Aksi demonstrasi dan protes yang melibatkan mahasiswa serta masyarakat di berbagai kota di Indonesia selalu menjadi sorotan. Gerakan ini sering kali dianggap sebagai penyalur aspirasi rakyat yang tertekan. Namun, pertanyaan besar muncul ketika aksi-aksi tersebut berujung pada eskalasi dan kerusuhan, seperti pembakaran dan penjarahan. Banyak yang menduga ada aktor di balik layar yang ‘menunggangi’ gerakan murni ini. Mengapa hal ini bisa terjadi, dan apa tujuan di baliknya? Berikut ini podcast bersama analisis dari pengamat politik Universitas Hasanuddin, Andi Ali Armunanto.
Protes yang Berawal dari Keresahan Rakyat
Menurut Andi Ali Armunanto, aksi protes yang meletus di berbagai daerah seperti Jakarta dan Makassar bukanlah kejadian yang tiba-tiba. Keresahan di masyarakat sudah memuncak sejak awal tahun. Ada serangkaian kebijakan pemerintah yang dinilai memperlambat ekonomi masyarakat. Contohnya, pengurangan transfer dana dari pusat ke daerah yang menyebabkan kenaikan Pajak Bumi dan Bangunan (PBB) di banyak tempat, hingga kelangkaan beras yang menjadi kebutuhan pokok.

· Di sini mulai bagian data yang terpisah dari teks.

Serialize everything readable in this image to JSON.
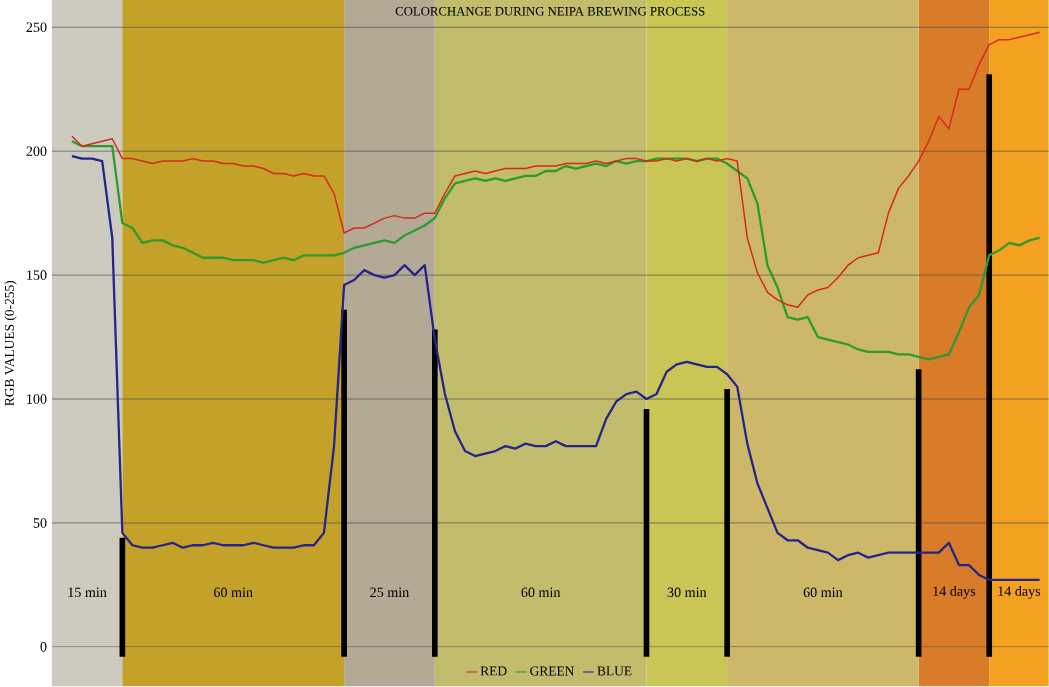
{
  "chart_data": {
    "type": "line",
    "title": "COLORCHANGE DURING NEIPA BREWING PROCESS",
    "ylabel": "RGB VALUES (0-255)",
    "categories": [
      null,
      null,
      null,
      null,
      null,
      null,
      null,
      null,
      null,
      null,
      null,
      null,
      null,
      null,
      null,
      null,
      null,
      null,
      null,
      null,
      null,
      null,
      null,
      null,
      null,
      null,
      null,
      null,
      null,
      null,
      null,
      null,
      null,
      null,
      null,
      null,
      null,
      null,
      null,
      null,
      null,
      null,
      null,
      null,
      null,
      null,
      null,
      null,
      null,
      null,
      null,
      null,
      null,
      null,
      null,
      null,
      null,
      null,
      null,
      null,
      null,
      null,
      null,
      null,
      null,
      null,
      null,
      null,
      null,
      null,
      null,
      null,
      null,
      null,
      null,
      null,
      null,
      null,
      null,
      null,
      null,
      null,
      null,
      null,
      null,
      null,
      null,
      null,
      null,
      null,
      null,
      null,
      null,
      null,
      null,
      null,
      null
    ],
    "series": [
      {
        "name": "RED",
        "color": "#d42a1e",
        "values": [
          206,
          202,
          203,
          204,
          205,
          197,
          197,
          196,
          195,
          196,
          196,
          196,
          197,
          196,
          196,
          195,
          195,
          194,
          194,
          193,
          191,
          191,
          190,
          191,
          190,
          190,
          183,
          167,
          169,
          169,
          171,
          173,
          174,
          173,
          173,
          175,
          175,
          183,
          190,
          191,
          192,
          191,
          192,
          193,
          193,
          193,
          194,
          194,
          194,
          195,
          195,
          195,
          196,
          195,
          196,
          197,
          197,
          196,
          196,
          197,
          196,
          197,
          196,
          197,
          196,
          197,
          196,
          165,
          151,
          143,
          140,
          138,
          137,
          142,
          144,
          145,
          149,
          154,
          157,
          158,
          159,
          175,
          185,
          190,
          196,
          204,
          214,
          209,
          225,
          225,
          235,
          243,
          245,
          245,
          246,
          247,
          248
        ]
      },
      {
        "name": "GREEN",
        "color": "#2e9a2e",
        "values": [
          204,
          202,
          202,
          202,
          202,
          171,
          169,
          163,
          164,
          164,
          162,
          161,
          159,
          157,
          157,
          157,
          156,
          156,
          156,
          155,
          156,
          157,
          156,
          158,
          158,
          158,
          158,
          159,
          161,
          162,
          163,
          164,
          163,
          166,
          168,
          170,
          173,
          181,
          187,
          188,
          189,
          188,
          189,
          188,
          189,
          190,
          190,
          192,
          192,
          194,
          193,
          194,
          195,
          194,
          196,
          195,
          196,
          196,
          197,
          197,
          197,
          197,
          196,
          197,
          197,
          195,
          192,
          189,
          179,
          154,
          145,
          133,
          132,
          133,
          125,
          124,
          123,
          122,
          120,
          119,
          119,
          119,
          118,
          118,
          117,
          116,
          117,
          118,
          127,
          137,
          142,
          158,
          160,
          163,
          162,
          164,
          165
        ]
      },
      {
        "name": "BLUE",
        "color": "#24248c",
        "values": [
          198,
          197,
          197,
          196,
          165,
          46,
          41,
          40,
          40,
          41,
          42,
          40,
          41,
          41,
          42,
          41,
          41,
          41,
          42,
          41,
          40,
          40,
          40,
          41,
          41,
          46,
          81,
          146,
          148,
          152,
          150,
          149,
          150,
          154,
          150,
          154,
          124,
          102,
          87,
          79,
          77,
          78,
          79,
          81,
          80,
          82,
          81,
          81,
          83,
          81,
          81,
          81,
          81,
          92,
          99,
          102,
          103,
          100,
          102,
          111,
          114,
          115,
          114,
          113,
          113,
          110,
          105,
          82,
          66,
          56,
          46,
          43,
          43,
          40,
          39,
          38,
          35,
          37,
          38,
          36,
          37,
          38,
          38,
          38,
          38,
          38,
          38,
          42,
          33,
          33,
          29,
          27,
          27,
          27,
          27,
          27,
          27
        ]
      },
      {
        "type": "bar",
        "color": "#000000",
        "values": [
          null,
          null,
          null,
          null,
          null,
          48,
          null,
          null,
          null,
          null,
          null,
          null,
          null,
          null,
          null,
          null,
          null,
          null,
          null,
          null,
          null,
          null,
          null,
          null,
          null,
          null,
          null,
          140,
          null,
          null,
          null,
          null,
          null,
          null,
          null,
          null,
          132,
          null,
          null,
          null,
          null,
          null,
          null,
          null,
          null,
          null,
          null,
          null,
          null,
          null,
          null,
          null,
          null,
          null,
          null,
          null,
          null,
          100,
          null,
          null,
          null,
          null,
          null,
          null,
          null,
          108,
          null,
          null,
          null,
          null,
          null,
          null,
          null,
          null,
          null,
          null,
          null,
          null,
          null,
          null,
          null,
          null,
          null,
          null,
          116,
          null,
          null,
          null,
          null,
          null,
          null,
          235,
          null,
          null,
          null,
          null,
          null
        ],
        "base": [
          null,
          null,
          null,
          null,
          null,
          -4,
          null,
          null,
          null,
          null,
          null,
          null,
          null,
          null,
          null,
          null,
          null,
          null,
          null,
          null,
          null,
          null,
          null,
          null,
          null,
          null,
          null,
          -4,
          null,
          null,
          null,
          null,
          null,
          null,
          null,
          null,
          -4,
          null,
          null,
          null,
          null,
          null,
          null,
          null,
          null,
          null,
          null,
          null,
          null,
          null,
          null,
          null,
          null,
          null,
          null,
          null,
          null,
          -4,
          null,
          null,
          null,
          null,
          null,
          null,
          null,
          -4,
          null,
          null,
          null,
          null,
          null,
          null,
          null,
          null,
          null,
          null,
          null,
          null,
          null,
          null,
          null,
          null,
          null,
          null,
          -4,
          null,
          null,
          null,
          null,
          null,
          null,
          -4,
          null,
          null,
          null,
          null,
          null
        ]
      }
    ],
    "annotations": [
      "15 min",
      "60 min",
      "25 min",
      "60 min",
      "30 min",
      "60 min",
      "14 days",
      "14 days"
    ],
    "ylim": [
      -16,
      261
    ],
    "yticks": [
      0,
      50,
      100,
      150,
      200,
      250
    ],
    "grid": "y",
    "legend": "bottom",
    "tick_labels": "y"
  }
}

Puncaknya, kemarahan publik tersulut oleh narasi yang sengaja diciptakan—mengenai kenaikan gaji anggota DPR yang beredar di media sosial, di tengah kesulitan ekonomi yang luar biasa. Gelombang protes ini pun bermunculan di mana-mana sebagai respons atas ketidakberdayaan dan kesulitan hidup yang dirasakan masyarakat.
Aksi Ditunggangi, Bukan Dibuat
Andi Ali Armunanto menegaskan bahwa gerakan ini tidak didalangi, melainkan “ditunggangi”. Istilah “ditunggangi” di sini memiliki arti bahwa ada pihak-pihak yang melihat situasi ini sebagai peluang dan kemudian memanfaatkannya. Tujuannya, bukan untuk makar terhadap pemerintah, melainkan justru untuk mendelegitimasi gerakan sosial yang awalnya murni dari suara rakyat.
Ketika kerusuhan dan penjarahan terjadi, gerakan ini menjadi sasaran tuduhan makar dan berbagai stigma negatif lainnya. Hal ini secara langsung merusak citra pergerakan dan mengurangi simpati publik. Pada akhirnya, hak rakyat untuk melakukan protes – yang dianggap sebagai satu-satunya saluran penyampaian aspirasi – menjadi terambil.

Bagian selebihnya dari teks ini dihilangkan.